The past couple of months we have been doing better in a few areas. We have been avoiding a lot of topics and discussions and pretending they don't exist. This week has been a horrible week.
Monday - fine
Tuesday - didnt see him all day, came home immediately left to go and play basketball with his new 20-something buddies
Wednesday - He got upset with me because he said that when he calls he wants me to be available to him
Thursday - I'm getting sick, he ignored me
Friday- He said he wanted to go play basketball again. I told him that I was going to let him decide his own priorities and that I wanted him to WANT to spend time with me and the kids. He said all I needed to do was to tell him if I would rather have him stay home but I told him that I wanted him to be able to make that determination for himself. He went and played ball - I didnt care - he would have ignored me anyway
Saturday - I made a snide comment to my friend about him infront of him. I apologized. He was pissed. I left him alone for a while and I needed to work out my feelings as well. I came to him later and had a good cry and told him about the anger I have inside because of all of the hurtful things he has done to me and that I havent been able to forgive him and get over it. He listened to me and gave me a hug. I felt validated. I took the older kids to a movie and then we read scriptures when I got home and then things took a turn for the worst.....

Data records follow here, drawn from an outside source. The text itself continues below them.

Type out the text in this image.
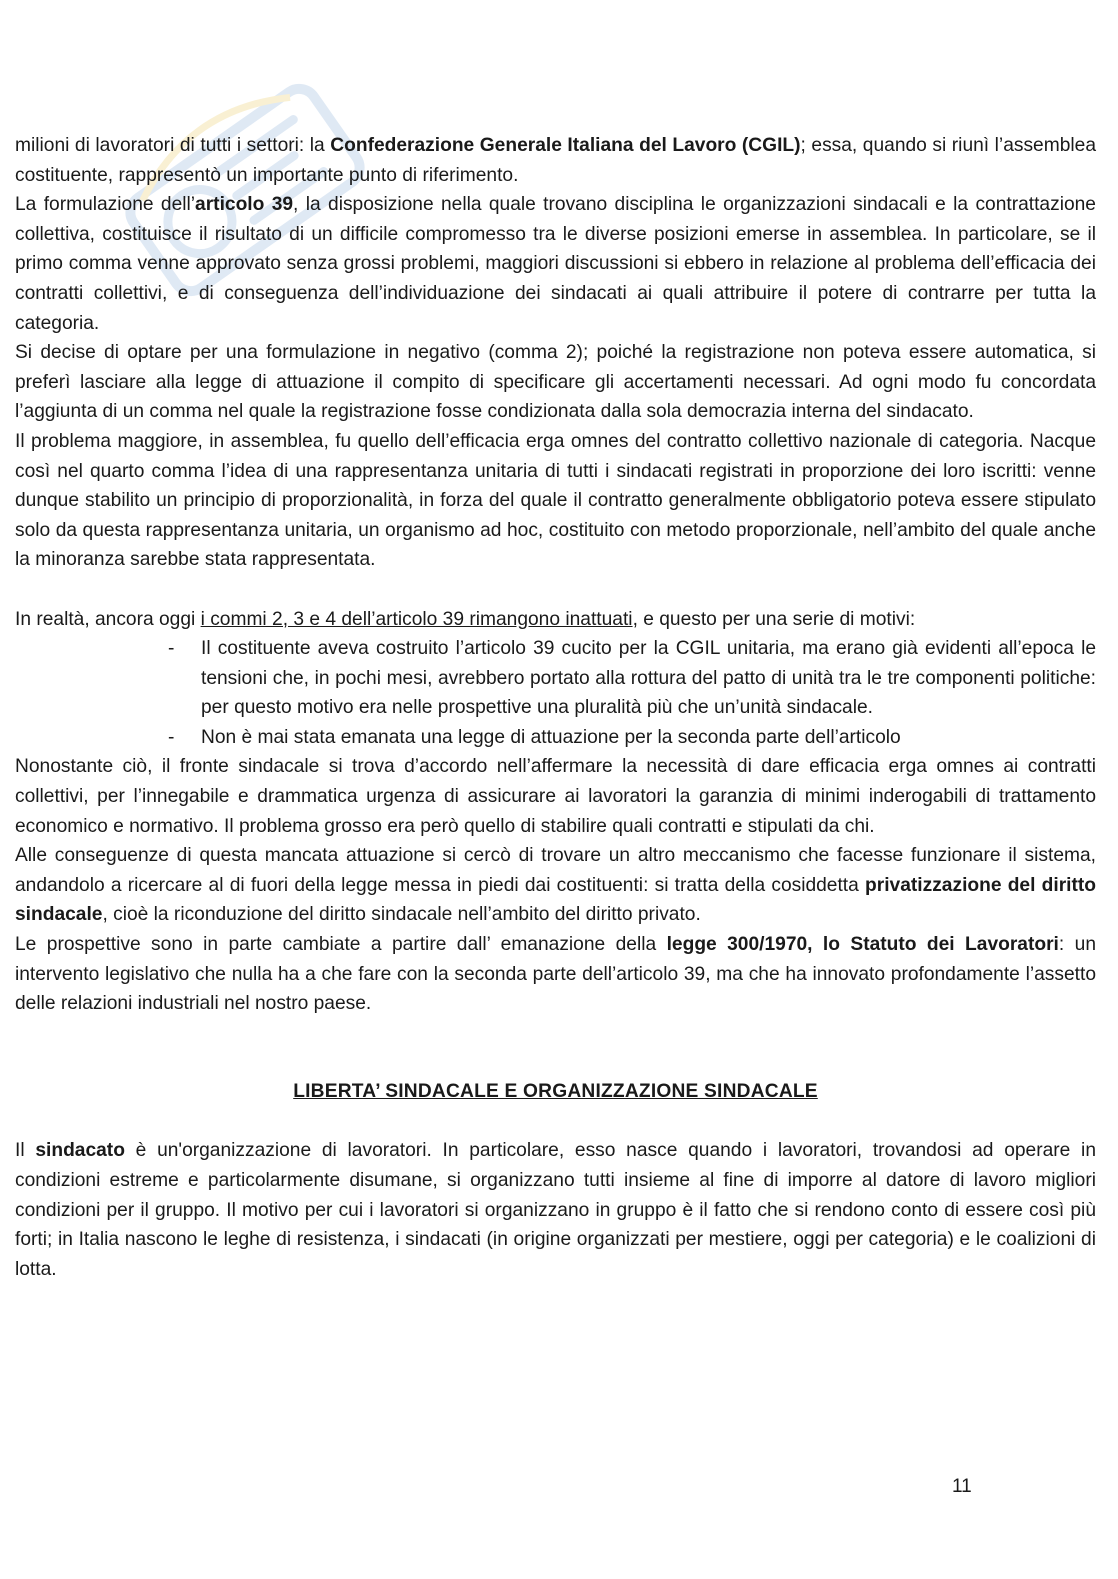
milioni di lavoratori di tutti i settori: la Confederazione Generale Italiana del Lavoro (CGIL); essa, quando si riunì l’assemblea costituente, rappresentò un importante punto di riferimento.

La formulazione dell’articolo 39, la disposizione nella quale trovano disciplina le organizzazioni sindacali e la contrattazione collettiva, costituisce il risultato di un difficile compromesso tra le diverse posizioni emerse in assemblea. In particolare, se il primo comma venne approvato senza grossi problemi, maggiori discussioni si ebbero in relazione al problema dell’efficacia dei contratti collettivi, e di conseguenza dell’individuazione dei sindacati ai quali attribuire il potere di contrarre per tutta la categoria.

Si decise di optare per una formulazione in negativo (comma 2); poiché la registrazione non poteva essere automatica, si preferì lasciare alla legge di attuazione il compito di specificare gli accertamenti necessari. Ad ogni modo fu concordata l’aggiunta di un comma nel quale la registrazione fosse condizionata dalla sola democrazia interna del sindacato.

Il problema maggiore, in assemblea, fu quello dell’efficacia erga omnes del contratto collettivo nazionale di categoria. Nacque così nel quarto comma l’idea di una rappresentanza unitaria di tutti i sindacati registrati in proporzione dei loro iscritti: venne dunque stabilito un principio di proporzionalità, in forza del quale il contratto generalmente obbligatorio poteva essere stipulato solo da questa rappresentanza unitaria, un organismo ad hoc, costituito con metodo proporzionale, nell’ambito del quale anche la minoranza sarebbe stata rappresentata.

In realtà, ancora oggi i commi 2, 3 e 4 dell’articolo 39 rimangono inattuati, e questo per una serie di motivi:

- Il costituente aveva costruito l’articolo 39 cucito per la CGIL unitaria, ma erano già evidenti all’epoca le tensioni che, in pochi mesi, avrebbero portato alla rottura del patto di unità tra le tre componenti politiche: per questo motivo era nelle prospettive una pluralità più che un’unità sindacale.
- Non è mai stata emanata una legge di attuazione per la seconda parte dell’articolo

Nonostante ciò, il fronte sindacale si trova d’accordo nell’affermare la necessità di dare efficacia erga omnes ai contratti collettivi, per l’innegabile e drammatica urgenza di assicurare ai lavoratori la garanzia di minimi inderogabili di trattamento economico e normativo. Il problema grosso era però quello di stabilire quali contratti e stipulati da chi.

Alle conseguenze di questa mancata attuazione si cercò di trovare un altro meccanismo che facesse funzionare il sistema, andandolo a ricercare al di fuori della legge messa in piedi dai costituenti: si tratta della cosiddetta privatizzazione del diritto sindacale, cioè la riconduzione del diritto sindacale nell’ambito del diritto privato.

Le prospettive sono in parte cambiate a partire dall’ emanazione della legge 300/1970, lo Statuto dei Lavoratori: un intervento legislativo che nulla ha a che fare con la seconda parte dell’articolo 39, ma che ha innovato profondamente l’assetto delle relazioni industriali nel nostro paese.

LIBERTA’ SINDACALE E ORGANIZZAZIONE SINDACALE

Il sindacato è un'organizzazione di lavoratori. In particolare, esso nasce quando i lavoratori, trovandosi ad operare in condizioni estreme e particolarmente disumane, si organizzano tutti insieme al fine di imporre al datore di lavoro migliori condizioni per il gruppo. Il motivo per cui i lavoratori si organizzano in gruppo è il fatto che si rendono conto di essere così più forti; in Italia nascono le leghe di resistenza, i sindacati (in origine organizzati per mestiere, oggi per categoria) e le coalizioni di lotta.

11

He reminded me that he is going to go to a pro-basketball game in April. I said that is fine -- it was fine. I asked him "when are you going to get taxes done?" ---silence ---
"can you please get them done next weekend?" ... no answer... no yes .. no no.. nothing!
I ask it again....he says he doesnt know. He said he will get them done before April 15th.
I say "could you get them done before the end of March?" - same thing...nothing
I snap at him "Why is this a GAME? Why do you have to act so coy?" I snap this as our youngest starts throwing up for the 5th time because she has the stomach flu
He storms downstairs and ignores all the times that I get up with her, even though he is downstairs watching TV, he cant get off of his lazy duff and help out, I have to wake up and help.
I HAVE TO DO EVERYTHING! He is here to plan his leisure activities!
I try to go back to bed - I've been woken up too many times. I sit and STEW and stew and STEW!
About an hour has past...
I go downstairs and wake him up so we can talk.
I explain to him the reasons why I want to know when taxes are going to get done.
I guess none of those are reasonable he tells me he will F-in do them when he F-in wants to and that it will be before april 15th....
I tell him we need a "communication break"
actually I'm scared he is going to punch me!
I hate being married to him. I wish he would leave.